A trip was made to the Northlands, more specifically Bay of Islands with the towns of Paihia and Russel. Got the opportunity to learn a lot about the time of early European settlement by visiting museums and historic sites, made all the more fun and interesting by having a historian by my side telling awesome stories. Visited Waitangi, the place where the treaty between the British crown and Maori people regarding land ownership and legal rights and obligations was signed in 1840. Essentially the founding document of New Zealand, it is to this day relevant and problematically ambiguous. Oh, and apart from all the interesting things to learn about human history the nature of the place was really gorgeous as well. Woods to walk in with magical light and fascinating trees, a sea with such pretty islands, and a dark and splendid night sky. Yet another place to fall in love with.



I had such a great time in Auckland as well. Got to hang out with awesome people who dragged me around (quite willingly) to playing board games, roleplaying, urban explorations, acrobatics, swordfighting, movie-watching, museums, storytelling, partying... I even got invited to a wedding. All of which was so much fun and made me feel more at home than at the place where I actually live. Whee, so much happiness.

Then I moved on to Queenstown, which was a dramatic change in many respects. From late-summer weather (from my Nordic point of view) to frosty cold. From hills and seaside to snowy mountains and fiordy lakes. From very intense socialising to quiet loneliness (or at least loneliness-in-a-crowd). Queenstown is a stunningly beautiful and remote place, full of adventures. And tourists. Like that gorgeously handsome person you cannot help falling head over heels in love with, even though you know that you could never live together in the long run.

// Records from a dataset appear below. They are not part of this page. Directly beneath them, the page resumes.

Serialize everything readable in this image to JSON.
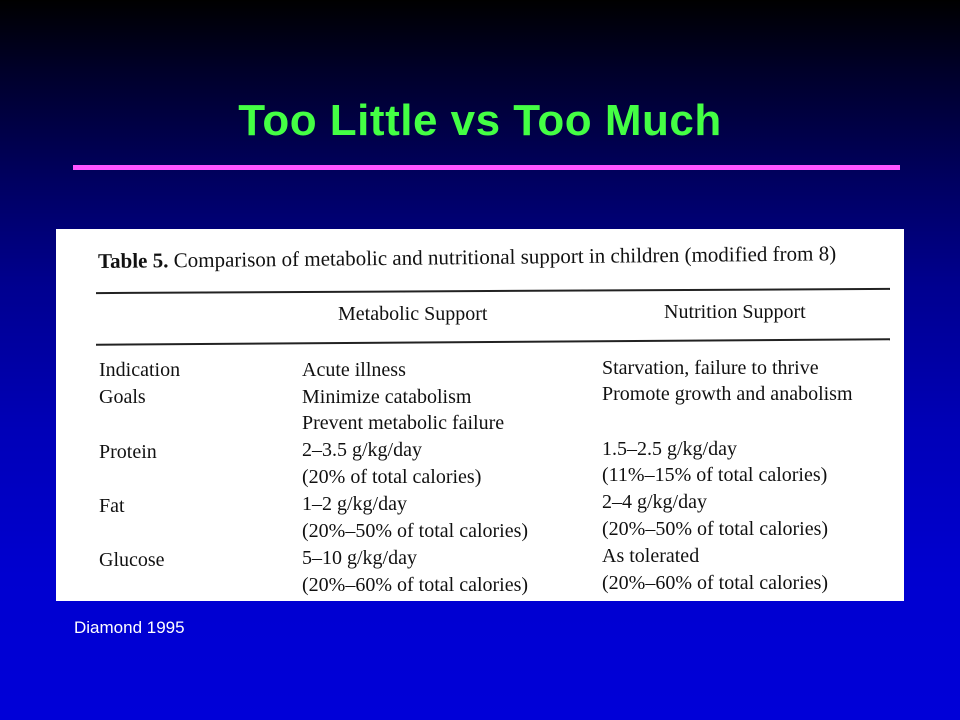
{
  "slide": {
    "title": "Too Little vs Too Much",
    "source": "Diamond 1995",
    "colors": {
      "title": "#44ff44",
      "rule": "#ff55ff",
      "background": "#0000c0"
    }
  },
  "table": {
    "caption_label": "Table 5.",
    "caption_text": "Comparison of metabolic and nutritional support in children (modified from 8)",
    "headers": [
      "Metabolic Support",
      "Nutrition Support"
    ],
    "rows": [
      {
        "label": "Indication",
        "metabolic": [
          "Acute illness"
        ],
        "nutrition": [
          "Starvation, failure to thrive"
        ]
      },
      {
        "label": "Goals",
        "metabolic": [
          "Minimize catabolism",
          "Prevent metabolic failure"
        ],
        "nutrition": [
          "Promote growth and anabolism"
        ]
      },
      {
        "label": "Protein",
        "metabolic": [
          "2–3.5 g/kg/day",
          "(20% of total calories)"
        ],
        "nutrition": [
          "1.5–2.5 g/kg/day",
          "(11%–15% of total calories)"
        ]
      },
      {
        "label": "Fat",
        "metabolic": [
          "1–2 g/kg/day",
          "(20%–50% of total calories)"
        ],
        "nutrition": [
          "2–4 g/kg/day",
          "(20%–50% of total calories)"
        ]
      },
      {
        "label": "Glucose",
        "metabolic": [
          "5–10 g/kg/day",
          "(20%–60% of total calories)"
        ],
        "nutrition": [
          "As tolerated",
          "(20%–60% of total calories)"
        ]
      }
    ]
  }
}
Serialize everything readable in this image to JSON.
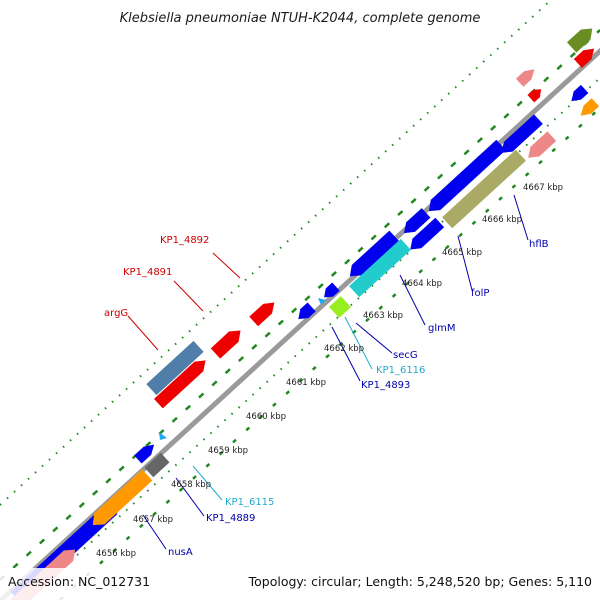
{
  "map": {
    "title": "Klebsiella pneumoniae NTUH-K2044, complete genome",
    "accession": "Accession: NC_012731",
    "topology": "Topology: circular; Length: 5,248,520 bp; Genes: 5,110"
  },
  "ticks": [
    "4656 kbp",
    "4657 kbp",
    "4658 kbp",
    "4659 kbp",
    "4660 kbp",
    "4661 kbp",
    "4662 kbp",
    "4663 kbp",
    "4664 kbp",
    "4665 kbp",
    "4666 kbp",
    "4667 kbp"
  ],
  "gene_labels": [
    {
      "name": "KP1_4892",
      "color": "#cc0000"
    },
    {
      "name": "KP1_4891",
      "color": "#cc0000"
    },
    {
      "name": "argG",
      "color": "#cc0000"
    },
    {
      "name": "hflB",
      "color": "#0000aa"
    },
    {
      "name": "folP",
      "color": "#0000aa"
    },
    {
      "name": "glmM",
      "color": "#0000aa"
    },
    {
      "name": "secG",
      "color": "#0000aa"
    },
    {
      "name": "KP1_6116",
      "color": "#22aacc"
    },
    {
      "name": "KP1_4893",
      "color": "#0000aa"
    },
    {
      "name": "KP1_6115",
      "color": "#22aacc"
    },
    {
      "name": "KP1_4889",
      "color": "#0000aa"
    },
    {
      "name": "nusA",
      "color": "#0000aa"
    }
  ],
  "colors": {
    "blue": "#0000ee",
    "red": "#ee0000",
    "pink": "#ee8888",
    "steelblue": "#4f7fa8",
    "olive": "#aaaa66",
    "cyan": "#22cccc",
    "lime": "#99ee22",
    "orange": "#ff9900",
    "gray": "#666666",
    "darkolive": "#6b8e23",
    "skyblue": "#22aaee",
    "backbone": "#999999",
    "dots": "#228822"
  }
}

I enjoyed myself immensely. I visited the glow-worm caves in Te Anau. Underground waterfalls and little larvae glowing like so many stars! I went bungy jumping. It involved some mind-boggling terror, a lot of screaming and then hysterical laughter. I'd totally do it again! Then skydiving. Not half as scary as I had imagined, just absolutely delightful. I'd love to skydive every single day! I visited a conservation park for kiwis and other birds. They're rather cute and lay absurdly large eggs, those nocturnal, flightless little weirdos. I explored Milford Sound. Turns out that it is actually a fiord, not a sound, being carved out by a glacier some thousands of years ago. Huge waterfalls, vertical forests and seals. Very spectacular! Lastly I also went hiking up to the top of Ben Lomond at 1743 metres. Views of snow-covered mountains stretching far into the distance, a silence so profound I could hear my own heartbeats, and a perfectly dark night sky where I got to see a couple of fireball meteors and learned some new constellations. Heart-wrenchingly beautiful, it filled me with tons of joy and inspiration!


And then I took the bus home to Christchurch. Stopped for a break at Tekapo, and I got to see Mount John again. Autumn has changed the place. Yellowing leaves, snow on the mountains, and an even more icy-cold lake. Still as beautiful, still the feeling of 'this is where I want to be' that keeps following me around this country.